Over the past few years I have come to realize that such narratives are not so easily defined. While storytelling does have a general format (a beginning, middle, and end), the synthesis that emerges from that story is selective in its discernment. The easiest way to think about this structure is the typical campfire tale wherein the storyteller emphasizes specific points of interest. She will use her arms and body movement as social cues in order to elicit a response (i.e. raising her eyebrows following a can you believe that remark). She will lower or raise her voice at certain twists and turns. She will engage the audience.
While the storyteller believes she knows the “message” that will be imparted upon the listener, she can never be sure. This is because the listener comes to the campfire as a person whose past experiences have contributed to the collective conscience that creates meaning.

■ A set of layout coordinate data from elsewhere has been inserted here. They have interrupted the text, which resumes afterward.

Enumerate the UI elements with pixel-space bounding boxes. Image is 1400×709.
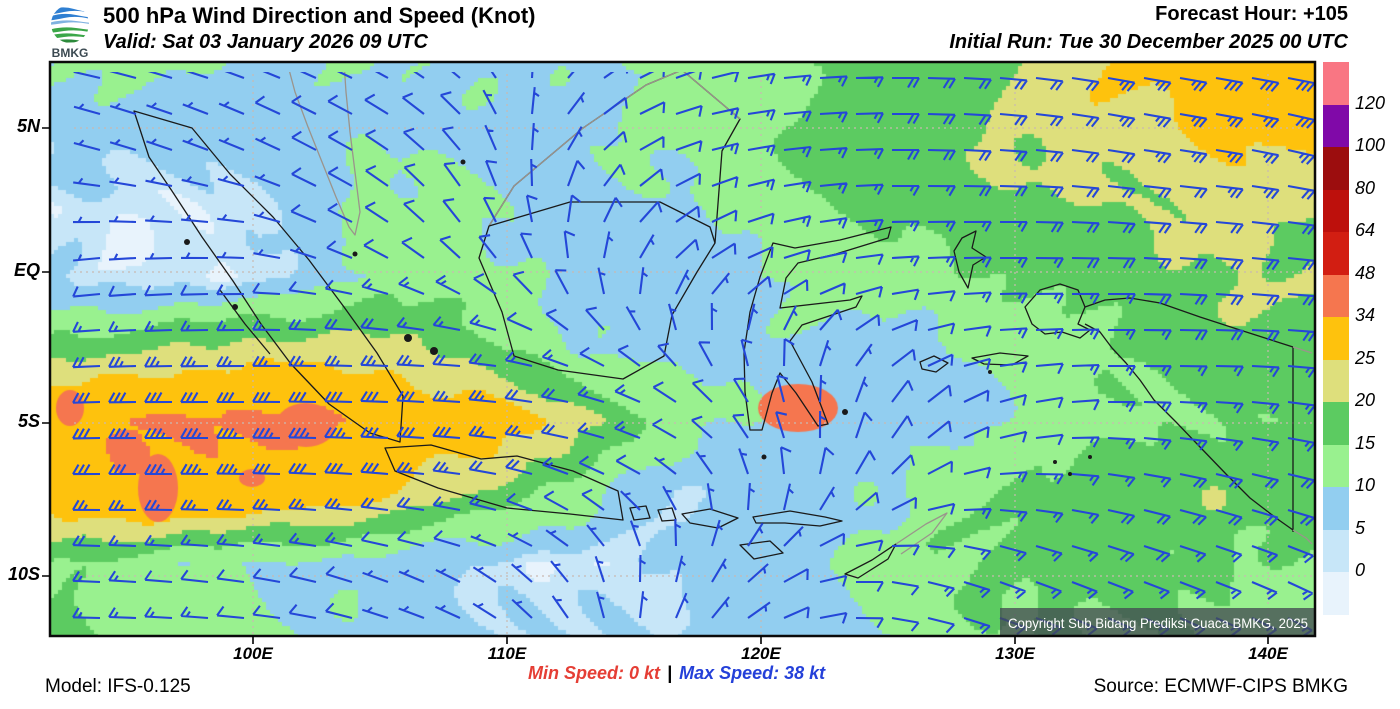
colorbar-segment — [1323, 317, 1349, 360]
colorbar-segment — [1323, 529, 1349, 572]
coastline-halmahera — [953, 230, 987, 289]
latitude-label: 5N — [16, 116, 40, 136]
coastline-papua-south-coast — [1084, 323, 1294, 531]
max-speed-label: Max Speed: 38 kt — [679, 663, 826, 683]
small-island — [1088, 455, 1092, 459]
map-layers: Copyright Sub Bidang Prediksi Cuaca BMKG… — [70, 72, 1316, 638]
valid-time: Valid: Sat 03 January 2026 09 UTC — [103, 31, 428, 53]
longitude-label: 100E — [233, 644, 273, 663]
initial-run: Initial Run: Tue 30 December 2025 00 UTC — [949, 31, 1348, 53]
colorbar-tick-label: 5 — [1355, 517, 1366, 538]
bmkg-logo-icon: BMKG — [51, 5, 89, 60]
coastline-seram — [971, 352, 1029, 366]
coastline-png-coast — [1292, 346, 1313, 545]
colorbar-tick-label: 120 — [1355, 92, 1386, 113]
coastline-timor-east — [895, 512, 948, 555]
small-island — [460, 159, 466, 165]
small-island — [430, 347, 438, 355]
coastline-papua-birdhead — [1024, 283, 1091, 339]
colorbar-segment — [1323, 232, 1349, 275]
wind-map-overlay: Copyright Sub Bidang Prediksi Cuaca BMKG… — [42, 60, 1317, 644]
colorbar-segment — [1323, 274, 1349, 317]
small-island — [232, 304, 238, 310]
latitude-label: 5S — [17, 411, 40, 431]
colorbar-tick-label: 80 — [1355, 177, 1376, 198]
min-speed-label: Min Speed: 0 kt — [528, 663, 661, 683]
coastline-java — [384, 444, 624, 521]
colorbar-segment — [1323, 359, 1349, 402]
colorbar-tick-label: 20 — [1355, 390, 1376, 410]
small-island — [761, 454, 767, 460]
coastline-papua-north-coast — [1084, 297, 1294, 348]
minmax-speed-line: Min Speed: 0 kt | Max Speed: 38 kt — [528, 663, 825, 684]
minmax-separator: | — [667, 663, 673, 683]
coastline-sulawesi — [743, 226, 892, 431]
colorbar-tick-label: 15 — [1355, 432, 1376, 453]
small-island — [404, 334, 412, 342]
coastline-borneo — [478, 72, 741, 380]
coastline-kalimantan-border — [488, 201, 716, 244]
colorbar-tick-label: 100 — [1355, 135, 1386, 155]
latitude-label: EQ — [13, 260, 40, 280]
small-island — [842, 409, 848, 415]
small-island — [352, 251, 358, 257]
colorbar-tick-label: 34 — [1355, 305, 1376, 325]
longitude-label: 140E — [1248, 644, 1288, 663]
colorbar-tick-label: 64 — [1355, 220, 1376, 240]
small-island — [1053, 460, 1057, 464]
coastline-sumba — [739, 540, 784, 560]
colorbar-segment — [1323, 147, 1349, 190]
small-island — [1068, 472, 1072, 476]
model-label: Model: IFS-0.125 — [45, 676, 191, 697]
wind-barbs — [72, 72, 1316, 638]
colorbar-segment — [1323, 444, 1349, 487]
coastline-flores — [752, 510, 843, 527]
longitude-label: 130E — [995, 644, 1035, 663]
colorbar-tick-label: 0 — [1355, 560, 1366, 580]
forecast-hour: Forecast Hour: +105 — [1155, 3, 1348, 25]
map-border — [48, 60, 1317, 638]
small-island — [184, 239, 190, 245]
colorbar-segment — [1323, 62, 1349, 105]
page-title: 500 hPa Wind Direction and Speed (Knot) — [103, 3, 536, 28]
colorbar-segment — [1323, 572, 1349, 615]
longitude-label: 120E — [741, 644, 781, 663]
bmkg-logo-text: BMKG — [52, 46, 89, 60]
colorbar-segment — [1323, 189, 1349, 232]
coastline-bali-lombok-sumbawa — [629, 505, 739, 529]
colorbar-tick-label: 10 — [1355, 475, 1376, 495]
coastline-malay-peninsula — [288, 72, 361, 236]
coastline-timor-west — [844, 543, 897, 579]
longitude-label: 110E — [487, 644, 527, 663]
small-island — [988, 370, 992, 374]
colorbar-tick-label: 48 — [1355, 262, 1376, 283]
source-label: Source: ECMWF-CIPS BMKG — [1093, 676, 1348, 697]
axis-tick-marks — [42, 127, 1269, 644]
latitude-label: 10S — [7, 564, 40, 584]
copyright-strip — [1000, 608, 1315, 636]
colorbar-segment — [1323, 402, 1349, 445]
coastline-mentawai — [219, 289, 271, 355]
coastline-buru — [919, 355, 949, 373]
copyright-text: Copyright Sub Bidang Prediksi Cuaca BMKG… — [1008, 615, 1308, 631]
speed-colorbar — [1323, 62, 1349, 615]
colorbar-tick-label: 25 — [1355, 347, 1376, 368]
colorbar-segment — [1323, 487, 1349, 530]
colorbar-segment — [1323, 104, 1349, 147]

Two listeners can hear the exact same story and leave with different impressions, illustrating one of the fundamental assets of art: it’s up for interpretation.
This active involvement between the teller and listener is largely absent from the 5-paragraph essay model. Why? The authorial voice usually reads as monotone, the sentences seem forced, and the appeal is drab. This is the essay you are forced to write and the essay you are forced to read. Your eyes scan the lines because they must, not because they are enthralled, and you are therefore not invested in discovering the story’s meaning for yourself.
So, how can we make this model work?
First, we have to get personal. To get personal we need details and the details must come from the quirky aspects that make the story and its teller unique. Let’s take for example the elementary mindset regarding that coveted summer vacation. When the teacher asks the class to think about their summer, the students will immediately go to the hyped-up events that made it so distinct. This is a good starting point, but the writer has to be cautious about not seeing the forest for the trees. It is not enough to say “Going to the beach was a highlight of my summer, because I like swimming.” We have to dig into the details and the deeper meaning. To do this, we must recreate that scene. The easiest way to make use of this is through asking questions via visualization. What was I wearing? How did the sun look against the surfboards on the water? What did the air smell like? Who did I go with?
It is usually easy enough to recreate the scene, but the tricky part is knowing which details are essential to the story. This requires an intuitive ability to sort through information in order to successfully impart that deeper message to the reader.
So…what does all of this have to do with everyday grace? It was Socrates who once acknowledged, “The unexamined life is not worth living.” I believe that how we see our lives is how we live our lives. If we see our lives as the structured, formulaic, sequential prove your point paper, then we will be forever preoccupied with those restrictive definitions. We will set off in search of a linear path, instead of understanding that meaning comes from the details and the details are not always laid out in front of us like pieces on a game board.
Everyday grace insists that things that are seemingly unrelated are usually much more connected than first impressions might lead us to think. To demonstrate this concept, I have made a short video alternative to a 5-paragraph essay about my summer vacation in which I juxtapose tranquil, nature scenes with scenes from loud, human interaction. This was a central (to use the high school term) “theme” from my summer, as I would spend nine days at a time in the backcountry and then five days in the city. You can watch it below.
How does this video make you feel? Can you relate to it? What are some of the opposite ideas presented? Do they have a connection, even if they seem divergent? Take for example the movement of the dancers in Portland and the movement of the children on the rides at the county fair. Compare that with the deer moving up the hillside and the rushing noise from the waterfalls. What details are most important?
Remember Socrates…the unexamined life is not worth living.